Selon Z. Sternhell, il a existé dans l’Hexagone un parti fasciste de masse et que le fascisme était né en France au tournant des XIXe et XXe siècles.

Pour Didier Leschi, haut fonctionnaire et président de l’Institut européen en sciences des religions, qui a écrit dans l’ouvrage de Zeev Sternhel, le colonel de la Rocques était, vis-à-vis des Juifs, en adéquation avec Pétain ou Maurras. Comme eux, il pensait –selon l’historien – que la première coupable de la « purulence juive » c’est la franc-maçonnerie.

L’historien Serge Berstein s’est cependant toujours opposé à cette thèse a répondu que cette théorie est en contradiction avec les résultats des travaux historiques menés par la quasi-totalité des historiens français et étrangers spécialistes de la période.

Le débat est donc vif entre les historiens sur cette figure controversée, mais dans l’éditorial du 5 octobre 1940 du Petit Journal, La Rocque s’opposait au premier statut des Juifs en écrivant : « Les Juifs naturalisés depuis plusieurs générations appartiennent en principe, et de droit, à la grande famille civique.
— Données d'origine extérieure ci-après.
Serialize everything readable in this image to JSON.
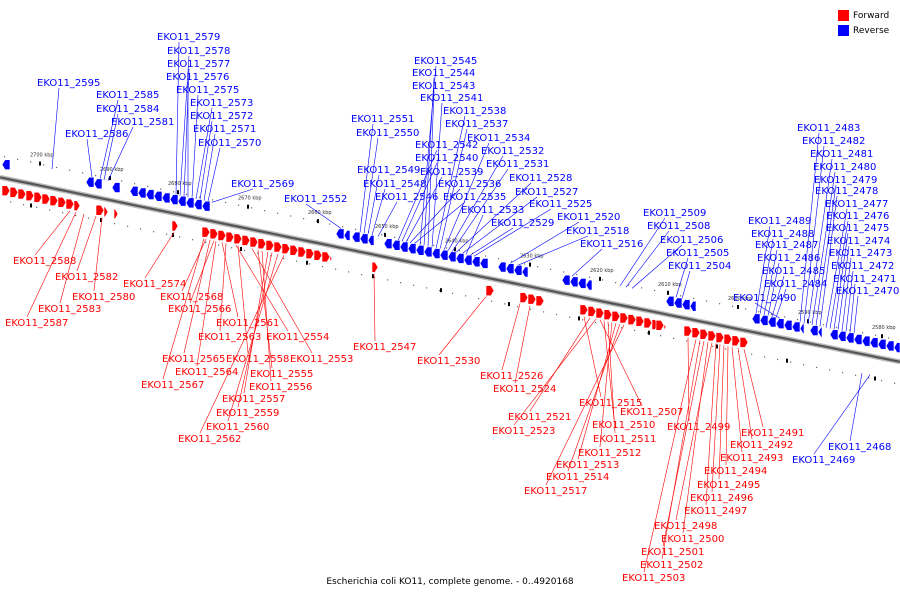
{
  "legend": {
    "forward_label": "Forward",
    "reverse_label": "Reverse",
    "forward_color": "#ff0000",
    "reverse_color": "#0000ff"
  },
  "caption": "Escherichia coli KO11, complete genome. - 0..4920168",
  "axis_ticks": [
    "2700 kbp",
    "2690 kbp",
    "2680 kbp",
    "2670 kbp",
    "2660 kbp",
    "2650 kbp",
    "2640 kbp",
    "2630 kbp",
    "2620 kbp",
    "2610 kbp",
    "2600 kbp",
    "2590 kbp",
    "2580 kbp"
  ],
  "reverse_genes": [
    "EKO11_2579",
    "EKO11_2578",
    "EKO11_2577",
    "EKO11_2576",
    "EKO11_2595",
    "EKO11_2575",
    "EKO11_2585",
    "EKO11_2573",
    "EKO11_2584",
    "EKO11_2572",
    "EKO11_2581",
    "EKO11_2571",
    "EKO11_2586",
    "EKO11_2570",
    "EKO11_2569",
    "EKO11_2552",
    "EKO11_2545",
    "EKO11_2544",
    "EKO11_2543",
    "EKO11_2541",
    "EKO11_2538",
    "EKO11_2551",
    "EKO11_2537",
    "EKO11_2550",
    "EKO11_2534",
    "EKO11_2542",
    "EKO11_2532",
    "EKO11_2540",
    "EKO11_2531",
    "EKO11_2549",
    "EKO11_2539",
    "EKO11_2528",
    "EKO11_2548",
    "EKO11_2536",
    "EKO11_2527",
    "EKO11_2546",
    "EKO11_2535",
    "EKO11_2525",
    "EKO11_2533",
    "EKO11_2520",
    "EKO11_2529",
    "EKO11_2518",
    "EKO11_2516",
    "EKO11_2509",
    "EKO11_2508",
    "EKO11_2506",
    "EKO11_2505",
    "EKO11_2504",
    "EKO11_2483",
    "EKO11_2482",
    "EKO11_2481",
    "EKO11_2480",
    "EKO11_2479",
    "EKO11_2478",
    "EKO11_2477",
    "EKO11_2489",
    "EKO11_2476",
    "EKO11_2488",
    "EKO11_2475",
    "EKO11_2487",
    "EKO11_2474",
    "EKO11_2486",
    "EKO11_2473",
    "EKO11_2485",
    "EKO11_2472",
    "EKO11_2484",
    "EKO11_2471",
    "EKO11_2470",
    "EKO11_2490",
    "EKO11_2468",
    "EKO11_2469"
  ],
  "forward_genes": [
    "EKO11_2588",
    "EKO11_2582",
    "EKO11_2574",
    "EKO11_2580",
    "EKO11_2583",
    "EKO11_2587",
    "EKO11_2568",
    "EKO11_2566",
    "EKO11_2561",
    "EKO11_2563",
    "EKO11_2554",
    "EKO11_2547",
    "EKO11_2558",
    "EKO11_2565",
    "EKO11_2553",
    "EKO11_2564",
    "EKO11_2555",
    "EKO11_2567",
    "EKO11_2556",
    "EKO11_2557",
    "EKO11_2559",
    "EKO11_2560",
    "EKO11_2562",
    "EKO11_2530",
    "EKO11_2526",
    "EKO11_2524",
    "EKO11_2515",
    "EKO11_2521",
    "EKO11_2507",
    "EKO11_2523",
    "EKO11_2510",
    "EKO11_2511",
    "EKO11_2512",
    "EKO11_2513",
    "EKO11_2514",
    "EKO11_2517",
    "EKO11_2491",
    "EKO11_2499",
    "EKO11_2492",
    "EKO11_2493",
    "EKO11_2494",
    "EKO11_2495",
    "EKO11_2496",
    "EKO11_2497",
    "EKO11_2498",
    "EKO11_2500",
    "EKO11_2501",
    "EKO11_2502",
    "EKO11_2503"
  ]
}
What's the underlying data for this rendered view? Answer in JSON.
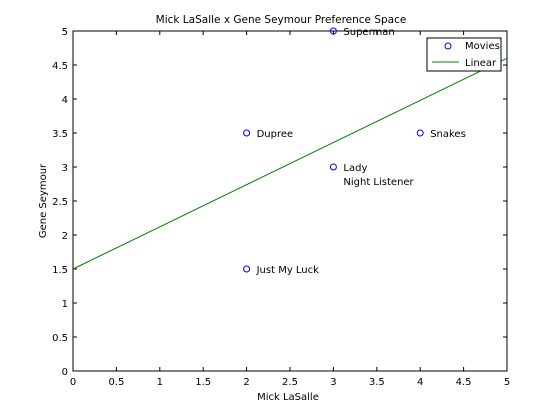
{
  "chart_data": {
    "type": "scatter",
    "title": "Mick LaSalle x Gene Seymour Preference Space",
    "xlabel": "Mick LaSalle",
    "ylabel": "Gene Seymour",
    "xlim": [
      0,
      5
    ],
    "ylim": [
      0,
      5
    ],
    "xticks": [
      "0",
      "0.5",
      "1",
      "1.5",
      "2",
      "2.5",
      "3",
      "3.5",
      "4",
      "4.5",
      "5"
    ],
    "yticks": [
      "0",
      "0.5",
      "1",
      "1.5",
      "2",
      "2.5",
      "3",
      "3.5",
      "4",
      "4.5",
      "5"
    ],
    "grid": false,
    "legend_position": "top-right",
    "colors": {
      "points": "#0000ff",
      "line": "#007f00",
      "axes": "#000000"
    },
    "series": [
      {
        "name": "Movies",
        "kind": "scatter",
        "points": [
          {
            "x": 3,
            "y": 5,
            "label": "Superman"
          },
          {
            "x": 2,
            "y": 3.5,
            "label": "Dupree"
          },
          {
            "x": 4,
            "y": 3.5,
            "label": "Snakes"
          },
          {
            "x": 3,
            "y": 3,
            "label": "Lady Night Listener",
            "label_lines": [
              "Lady",
              "Night Listener"
            ]
          },
          {
            "x": 2,
            "y": 1.5,
            "label": "Just My Luck"
          }
        ]
      },
      {
        "name": "Linear",
        "kind": "line",
        "x": [
          0,
          5
        ],
        "y": [
          1.5,
          4.6
        ]
      }
    ]
  }
}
On ne concevrait pas que fussent prises à leur égard des sanctions préventives auxquelles la plus exacte vigilance nationale n’aurait point recouru avant notre défaite. » et s’attirait ainsi les critiques du collaborationniste Jacques Doriot qui dénonçait alors La Rocque comme « le défenseur le plus actif » des juifs.

Le colonel de la Rocque est mort après la guerre des suites de sa déportation en Allemagne, s’est toujours opposé aux nazis et plusieurs de ses fils sont morts pour la France.